Recognizing the Role of a New Receptor
Meanwhile, the cancer-cell protein PVR was found to have another “binding partner” on NK-cells: KIR2DL5. “We hypothesized that PVR suppresses NK-cell activity not by binding with TIGIT but by binding with the recently recognized KIR2DL5,” said Dr. Zang. To find out, he and his colleagues synthesized a monoclonal antibody targeting KIR2DL5 and carried out in vitro and in vivo experiments using the antibody.
In their JCI paper, Dr. Zang and colleagues demonstrated that KIR2DL5 is a commonly occurring checkpoint receptor on the surface of human NK-cells, which PVR cancer proteins use to suppress immune attack. In studies involving humanized animal models of several types of human cancers, the researchers showed that their monoclonal antibody against KIR2DL5—by blocking the KIR2DL5/PVR pathway—allowed NK-cells to vigorously attack and shrink human tumors and prolong animal survival. “These preclinical findings raise our hopes that targeting the KIR2DL5/PVR pathway was a good idea and that the monoclonal antibody we’ve developed may be an effective immunotherapy,” said Dr. Zang. Einstein has filed a patent application for the KIR2DL5/PVR immune checkpoint including antibody drugs and is interested in a partnership to further develop and commercialize the technology.

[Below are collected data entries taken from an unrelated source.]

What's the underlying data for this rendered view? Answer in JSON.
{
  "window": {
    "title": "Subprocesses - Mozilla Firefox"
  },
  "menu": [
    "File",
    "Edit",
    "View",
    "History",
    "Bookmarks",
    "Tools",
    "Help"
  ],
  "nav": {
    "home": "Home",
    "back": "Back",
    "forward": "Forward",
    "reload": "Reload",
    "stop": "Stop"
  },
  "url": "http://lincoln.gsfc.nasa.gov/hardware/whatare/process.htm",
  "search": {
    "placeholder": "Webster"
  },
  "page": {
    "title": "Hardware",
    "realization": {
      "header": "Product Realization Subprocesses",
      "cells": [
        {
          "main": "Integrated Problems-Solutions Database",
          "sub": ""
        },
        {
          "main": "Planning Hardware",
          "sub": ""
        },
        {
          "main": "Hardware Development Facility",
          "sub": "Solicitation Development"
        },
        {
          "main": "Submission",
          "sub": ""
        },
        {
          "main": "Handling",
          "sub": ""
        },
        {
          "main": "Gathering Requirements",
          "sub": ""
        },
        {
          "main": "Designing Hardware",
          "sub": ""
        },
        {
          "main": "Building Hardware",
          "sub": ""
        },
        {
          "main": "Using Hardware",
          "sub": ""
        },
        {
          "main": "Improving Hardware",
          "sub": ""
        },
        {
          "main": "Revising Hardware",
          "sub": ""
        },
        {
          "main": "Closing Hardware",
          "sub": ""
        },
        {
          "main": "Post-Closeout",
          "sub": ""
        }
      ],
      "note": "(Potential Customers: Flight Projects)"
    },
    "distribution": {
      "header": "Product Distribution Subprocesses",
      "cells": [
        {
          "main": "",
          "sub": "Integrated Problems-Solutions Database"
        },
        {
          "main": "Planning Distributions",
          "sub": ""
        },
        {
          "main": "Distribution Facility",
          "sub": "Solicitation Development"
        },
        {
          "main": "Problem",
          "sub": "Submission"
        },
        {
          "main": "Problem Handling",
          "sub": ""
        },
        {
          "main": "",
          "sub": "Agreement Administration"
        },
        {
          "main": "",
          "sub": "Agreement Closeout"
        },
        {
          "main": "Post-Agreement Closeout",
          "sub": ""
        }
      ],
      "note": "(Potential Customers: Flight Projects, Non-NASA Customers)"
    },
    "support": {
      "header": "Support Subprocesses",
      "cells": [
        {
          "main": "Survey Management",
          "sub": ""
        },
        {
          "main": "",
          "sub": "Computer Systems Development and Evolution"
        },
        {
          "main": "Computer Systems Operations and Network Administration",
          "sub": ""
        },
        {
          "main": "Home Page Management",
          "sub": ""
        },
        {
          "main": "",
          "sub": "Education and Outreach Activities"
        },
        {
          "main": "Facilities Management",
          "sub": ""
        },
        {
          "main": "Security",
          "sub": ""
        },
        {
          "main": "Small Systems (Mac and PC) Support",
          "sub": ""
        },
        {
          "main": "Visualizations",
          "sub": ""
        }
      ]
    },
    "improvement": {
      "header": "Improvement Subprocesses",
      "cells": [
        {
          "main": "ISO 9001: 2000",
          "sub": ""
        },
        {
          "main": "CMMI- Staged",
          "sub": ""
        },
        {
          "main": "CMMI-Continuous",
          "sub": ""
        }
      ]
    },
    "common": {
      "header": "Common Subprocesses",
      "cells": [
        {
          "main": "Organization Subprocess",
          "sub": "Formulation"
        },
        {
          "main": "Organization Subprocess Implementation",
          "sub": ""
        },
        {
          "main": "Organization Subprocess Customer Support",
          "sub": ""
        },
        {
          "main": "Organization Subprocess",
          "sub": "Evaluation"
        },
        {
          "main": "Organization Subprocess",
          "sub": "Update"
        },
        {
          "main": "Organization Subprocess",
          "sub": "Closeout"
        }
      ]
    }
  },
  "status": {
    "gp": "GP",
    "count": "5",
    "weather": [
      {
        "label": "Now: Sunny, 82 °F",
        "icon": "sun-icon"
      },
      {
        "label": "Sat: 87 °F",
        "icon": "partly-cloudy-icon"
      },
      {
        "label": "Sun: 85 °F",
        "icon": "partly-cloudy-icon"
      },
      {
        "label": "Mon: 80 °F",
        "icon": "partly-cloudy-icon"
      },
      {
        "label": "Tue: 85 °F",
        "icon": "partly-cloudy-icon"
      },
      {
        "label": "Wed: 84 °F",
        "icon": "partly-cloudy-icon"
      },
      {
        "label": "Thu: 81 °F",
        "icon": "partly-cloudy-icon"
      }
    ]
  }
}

Dr. Zang has previously developed and patented more than 10 immune checkpoint inhibitors. One of those inhibitors is now being tested in China in phase 2 clinical trials involving several hundred patients with advanced solid cancers (non-small cell lung cancer, small cell lung cancer, nasopharyngeal cancer, head and neck cancer, melanoma, lymphoma) or recurrent/refractory blood cancers (acute myeloid leukemia, myelodysplastic syndromes). Another of Dr. Zang’s immune checkpoint inhibitors will be evaluated starting next year in cancer clinical trials in the United States.

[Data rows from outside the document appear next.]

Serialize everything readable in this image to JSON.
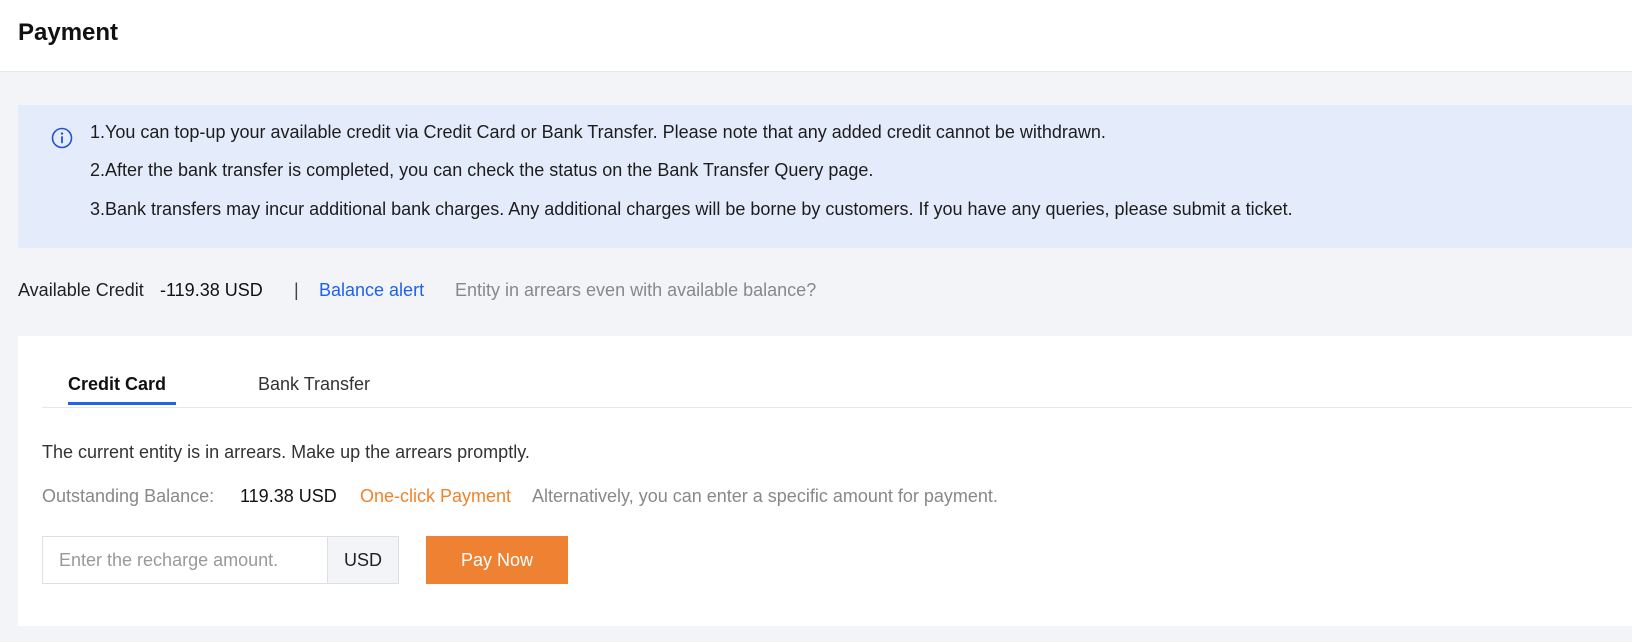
{
  "header": {
    "title": "Payment"
  },
  "notice": {
    "icon": "info-circle-icon",
    "lines": [
      "1.You can top-up your available credit via Credit Card or Bank Transfer. Please note that any added credit cannot be withdrawn.",
      "2.After the bank transfer is completed, you can check the status on the Bank Transfer Query page.",
      "3.Bank transfers may incur additional bank charges. Any additional charges will be borne by customers. If you have any queries, please submit a ticket."
    ]
  },
  "credit": {
    "label": "Available Credit",
    "value": "-119.38 USD",
    "separator": "|",
    "balance_alert": "Balance alert",
    "arrears_help": "Entity in arrears even with available balance?"
  },
  "tabs": [
    {
      "label": "Credit Card",
      "active": true
    },
    {
      "label": "Bank Transfer",
      "active": false
    }
  ],
  "payment": {
    "arrears_message": "The current entity is in arrears. Make up the arrears promptly.",
    "outstanding_label": "Outstanding Balance:",
    "outstanding_value": "119.38 USD",
    "one_click": "One-click Payment",
    "alternative_text": "Alternatively, you can enter a specific amount for payment.",
    "amount_placeholder": "Enter the recharge amount.",
    "unit": "USD",
    "pay_button": "Pay Now"
  },
  "colors": {
    "accent_blue": "#1e63e9",
    "accent_orange": "#ef8133",
    "notice_bg": "#e4ebfb",
    "page_bg": "#f2f4f8"
  }
}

The title of the JCI study is “Blockade of the immunosuppressive KIR2DL5/PVR pathway elicits potent human NK-cell-mediated antitumor immunity.” Additional authors include lead authors Xiaoxin Ren, PhD, and Mou Peng, MD, PhD; Peng Xing, MD, PhD; Yao Wei, MD; Phillip M. Galbo Jr., PhD; Devin Corrigan, BS; Hao Wang, PhD; Yingzhen Su, PhD; Xiaoshen Dong, MD, PhD; Qizhe Sun, PhD; Yixian Li, MD; Xiaoyu Zhang, MD, PhD; Winfried Edelmann, PhD; and Deyou Zheng, PhD, all at Einstein.